四十五話
いよいよ城門の一つに突撃を開始した。
我が軍の士気は、天を突き抜けるほどに高い。いやもう、ホントに勘弁してよ。
多分だけど、兵士諸君たちは本当にパンツが欲しいわけじゃないんだよ。
魔族を相手に怯えて自分達の無力感に悩んでた時に、ニコの能天気にも程がある扇動で肩の力が抜けたんだよ。だから、それに乗ったんだよ。きっと、そうに違いない。
「お前ら、無茶すんじゃねぇぞ!! 生きてれば必ず良いことがある!! 例えば、この美少女のおっぱいを揉めるとかな!!」
うおおおおおおおおおおおおおおおお!!
またしても大歓声だ。
ちなみに扇動してんのはニコね。この美少女ってのは私だよ。
「揉ませるわけないでしょーが!!!」
「体は小さいが実は巨乳で柔らかいんだぞ! みんな、今日は生きて屈辱を味わおうとも内力を学んで、次の雪辱の機会に備えるんだ!! その果てに、この柔らかくて大きなおっぱいが揉んでちょうだいと言わんばかりに待ってるぞ!!」
「うおおおおおおおおおおおおおおおおおおおおおおお!!!!!!」
ちょっ!? まて!
揉んでちょーだいなんて言わねーよ、聞けよ。
「こいつらは、もう負け犬なんかじゃねぇ、この大陸で最強最高の精鋭達だ。人間の可能性って奴を俺達は見ることが出来た。
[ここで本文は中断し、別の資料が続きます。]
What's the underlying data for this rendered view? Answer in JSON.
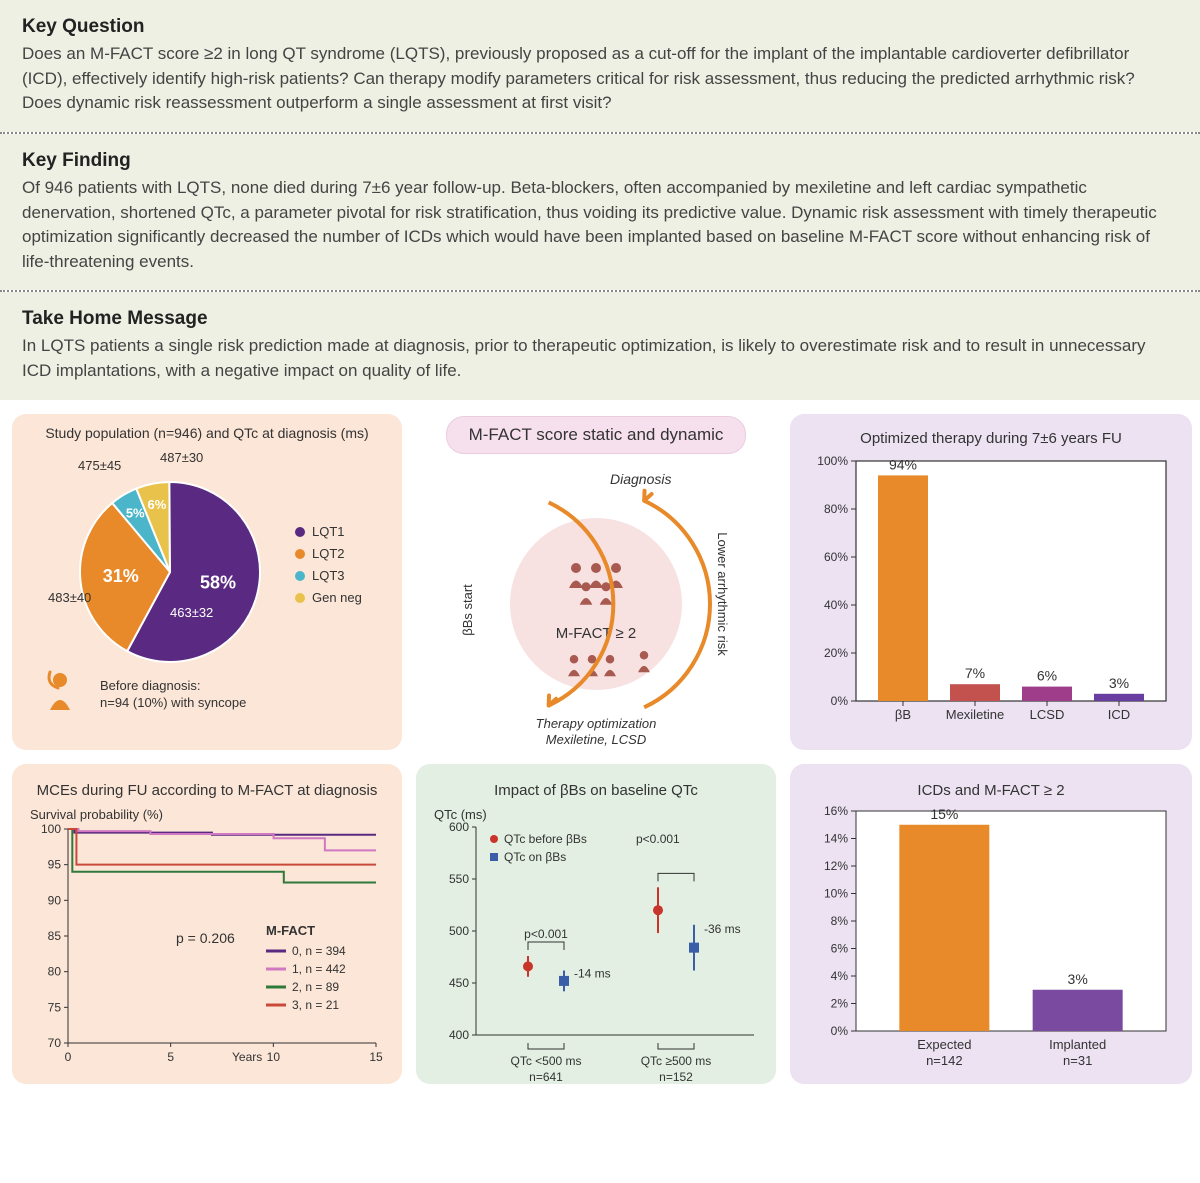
{
  "sections": {
    "key_question": {
      "title": "Key Question",
      "body": "Does an M-FACT score ≥2 in long QT syndrome (LQTS), previously proposed as a cut-off for the implant of the implantable cardioverter defibrillator (ICD), effectively identify high-risk patients? Can therapy modify parameters critical for risk assessment, thus reducing the predicted arrhythmic risk? Does dynamic risk reassessment outperform a single assessment at first visit?"
    },
    "key_finding": {
      "title": "Key Finding",
      "body": "Of 946 patients with LQTS, none died during 7±6 year follow-up. Beta-blockers, often accompanied by mexiletine and left cardiac sympathetic denervation, shortened QTc, a parameter pivotal for risk stratification, thus voiding its predictive value. Dynamic risk assessment with timely therapeutic optimization significantly decreased the number of ICDs which would have been implanted based on baseline M-FACT score without enhancing risk of life-threatening events."
    },
    "take_home": {
      "title": "Take Home Message",
      "body": "In LQTS patients a single risk prediction made at diagnosis, prior to therapeutic optimization, is likely to overestimate risk and to result in unnecessary ICD implantations, with a negative impact on quality of life."
    }
  },
  "layout": {
    "text_bg": "#eef0e3",
    "peach": "#fbe6d7",
    "green": "#e2efe2",
    "lilac": "#ece2f2"
  },
  "pie": {
    "title": "Study population (n=946) and QTc at diagnosis (ms)",
    "slices": [
      {
        "label": "LQT1",
        "pct": 58,
        "color": "#5a2a82",
        "pct_label": "58%",
        "qtc": "463±32"
      },
      {
        "label": "LQT2",
        "pct": 31,
        "color": "#e88a2a",
        "pct_label": "31%",
        "qtc": "483±40"
      },
      {
        "label": "LQT3",
        "pct": 5,
        "color": "#4bb6c9",
        "pct_label": "5%",
        "qtc": "475±45"
      },
      {
        "label": "Gen neg",
        "pct": 6,
        "color": "#e8c24a",
        "pct_label": "6%",
        "qtc": "487±30"
      }
    ],
    "legend": [
      "LQT1",
      "LQT2",
      "LQT3",
      "Gen neg"
    ],
    "legend_colors": [
      "#5a2a82",
      "#e88a2a",
      "#4bb6c9",
      "#e8c24a"
    ],
    "below_text": "Before diagnosis:\nn=94 (10%) with syncope"
  },
  "center_top": {
    "pill": "M-FACT score static and dynamic",
    "diagnosis": "Diagnosis",
    "mfact": "M-FACT ≥ 2",
    "bbs_start": "βBs start",
    "therapy": "Therapy optimization",
    "therapy2": "Mexiletine, LCSD",
    "lower_risk": "Lower arrhythmic risk"
  },
  "therapy_bar": {
    "title": "Optimized therapy during 7±6 years FU",
    "y_ticks": [
      "0%",
      "20%",
      "40%",
      "60%",
      "80%",
      "100%"
    ],
    "bars": [
      {
        "label": "βB",
        "value": 94,
        "color": "#e88a2a",
        "text": "94%"
      },
      {
        "label": "Mexiletine",
        "value": 7,
        "color": "#c3524f",
        "text": "7%"
      },
      {
        "label": "LCSD",
        "value": 6,
        "color": "#a03d8a",
        "text": "6%"
      },
      {
        "label": "ICD",
        "value": 3,
        "color": "#6a3da0",
        "text": "3%"
      }
    ]
  },
  "survival": {
    "title": "MCEs during FU according to M-FACT at diagnosis",
    "ylabel": "Survival probability (%)",
    "y_ticks": [
      70,
      75,
      80,
      85,
      90,
      95,
      100
    ],
    "x_ticks": [
      0,
      5,
      10,
      15
    ],
    "xlabel": "Years",
    "p_text": "p = 0.206",
    "legend_title": "M-FACT",
    "legend": [
      {
        "label": "0, n = 394",
        "color": "#5a2a82"
      },
      {
        "label": "1, n = 442",
        "color": "#d178c2"
      },
      {
        "label": "2, n = 89",
        "color": "#2f7a3a"
      },
      {
        "label": "3, n = 21",
        "color": "#c94a3b"
      }
    ],
    "series": {
      "s0": [
        [
          0,
          100
        ],
        [
          0.3,
          100
        ],
        [
          0.31,
          99.5
        ],
        [
          7,
          99.5
        ],
        [
          7.01,
          99.2
        ],
        [
          15,
          99.2
        ]
      ],
      "s1": [
        [
          0,
          100
        ],
        [
          0.5,
          100
        ],
        [
          0.51,
          99.7
        ],
        [
          4,
          99.7
        ],
        [
          4.01,
          99.3
        ],
        [
          10,
          99.3
        ],
        [
          10.01,
          98.7
        ],
        [
          12.5,
          98.7
        ],
        [
          12.51,
          97
        ],
        [
          15,
          97
        ]
      ],
      "s2": [
        [
          0,
          100
        ],
        [
          0.2,
          100
        ],
        [
          0.21,
          94
        ],
        [
          10.5,
          94
        ],
        [
          10.51,
          92.5
        ],
        [
          15,
          92.5
        ]
      ],
      "s3": [
        [
          0,
          100
        ],
        [
          0.4,
          100
        ],
        [
          0.41,
          95
        ],
        [
          8,
          95
        ],
        [
          15,
          95
        ]
      ]
    }
  },
  "qtc_impact": {
    "title": "Impact of βBs on baseline QTc",
    "ylabel": "QTc (ms)",
    "y_ticks": [
      400,
      450,
      500,
      550,
      600
    ],
    "legend": [
      {
        "label": "QTc before βBs",
        "color": "#c9342b",
        "shape": "circle"
      },
      {
        "label": "QTc on βBs",
        "color": "#3a5fa8",
        "shape": "square"
      }
    ],
    "p_left": "p<0.001",
    "p_right": "p<0.001",
    "delta_left": "-14 ms",
    "delta_right": "-36 ms",
    "group_left": {
      "label": "QTc <500 ms",
      "n": "n=641",
      "before": 466,
      "before_err": 10,
      "after": 452,
      "after_err": 10
    },
    "group_right": {
      "label": "QTc ≥500 ms",
      "n": "n=152",
      "before": 520,
      "before_err": 22,
      "after": 484,
      "after_err": 22
    }
  },
  "icd_bar": {
    "title": "ICDs and M-FACT ≥ 2",
    "y_ticks": [
      "0%",
      "2%",
      "4%",
      "6%",
      "8%",
      "10%",
      "12%",
      "14%",
      "16%"
    ],
    "bars": [
      {
        "label": "Expected",
        "sub": "n=142",
        "value": 15,
        "text": "15%",
        "color": "#e88a2a"
      },
      {
        "label": "Implanted",
        "sub": "n=31",
        "value": 3,
        "text": "3%",
        "color": "#7a4aa0"
      }
    ]
  }
}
人間の可能性はまさに無限、素晴らしいなぁ」
ニコ、何を感慨深げに言ってんだよ。
今回のニコは、何かが違う。
「全軍、美少女を中心に密集隊形!! 大型魔族は美少女に任せて、お前らは小型を殲滅せよ!! 美少女達が敵魔族を突破した頃合を機会に撤退する。分かったな!!」
「おう!!!」
なんでニコが仕切るのか分からないけど、間違った事は言ってないし、クロヴィアを開放しようって皆さんも納得してるようなので、もう私は何も言わないんだ。
「全軍突撃!!」
ニコの指揮の下、私達は魔王軍へ攻撃を開始する。大型の魔族は私達が引き受けて倒してるんだけど、クロヴィアの解放軍兵士は小さな魔族を相手に手際よく戦っていた。
「いけいけ!! 勝利の女神は貴様らにスカートをめくってパンツを見せてるぞ!!」
「うおおおおおおおおおおおお!!!」
なんて品の無い激を飛ばしてるんだよ、もう!!
城門から、こちらを見ていた兵士も弓矢で支援攻撃を開始してくれてる。
もうちょっとで敵軍を突破できそうだよ。
「先生!!」
「なによ?」
「パンツを脱いでください」
「はあぁ!? ふざけんじゃないわよ!!」
「ふざけてません。言った約束は守る! それをしなくて、士気向上と維持はできません」
「だ、だからって、この乱戦の中でパンツを脱ぐわけ!?」
「大丈夫です、我々が守ります」
「で、でで、でも、脱ぐのは恥ずかしいよ」
「そうですか、まぁ無理にとは言いませんよ。その代わり、士気は下がり兵士達は魔族に倒されて全滅するわけですな。それでも構わないと先生が言うなら、俺も何も言いませんがね」
な、なんだよ、その真綿で首を絞めるような言い方すんなよぅ。私が何で罪悪感を感じなきゃイケナイんだよ。
「はぁ、やれやれ先生ともあろう方が大局が見えないとは」
「わ、分かったわよ!! 脱ぐわよ!! あっち向きなさいよ!!」
「さすがです、先生! このニコ、命に代えても守りますよ!!」
この屈辱は忘れないからね! それにしてもスースーして心細いな。
ニコは私からパンツを受け取ると、袋に入れてシードに渡した。
「それをエサに兵士達の士気を維持して頑張れ」
シードは私の表情を伺いながら恭しく受け取った。
「シード!! 先生のパンツを洗濯すんじゃねーぞ。御利益が落ちるからな」
なんだよぅ、御利益ってのはさぁ。
まぁいいや。
ニコにヤキを入れるのは首都に入ったら、だね。
再び城門に向かって突撃を開始する。
私は違うって分かってるんだけど、魔族に八つ当たりをしまくった。
私達が魔族を突破できそうだと見た時点で、シードとサラは兵士達と共に町まで撤退していった。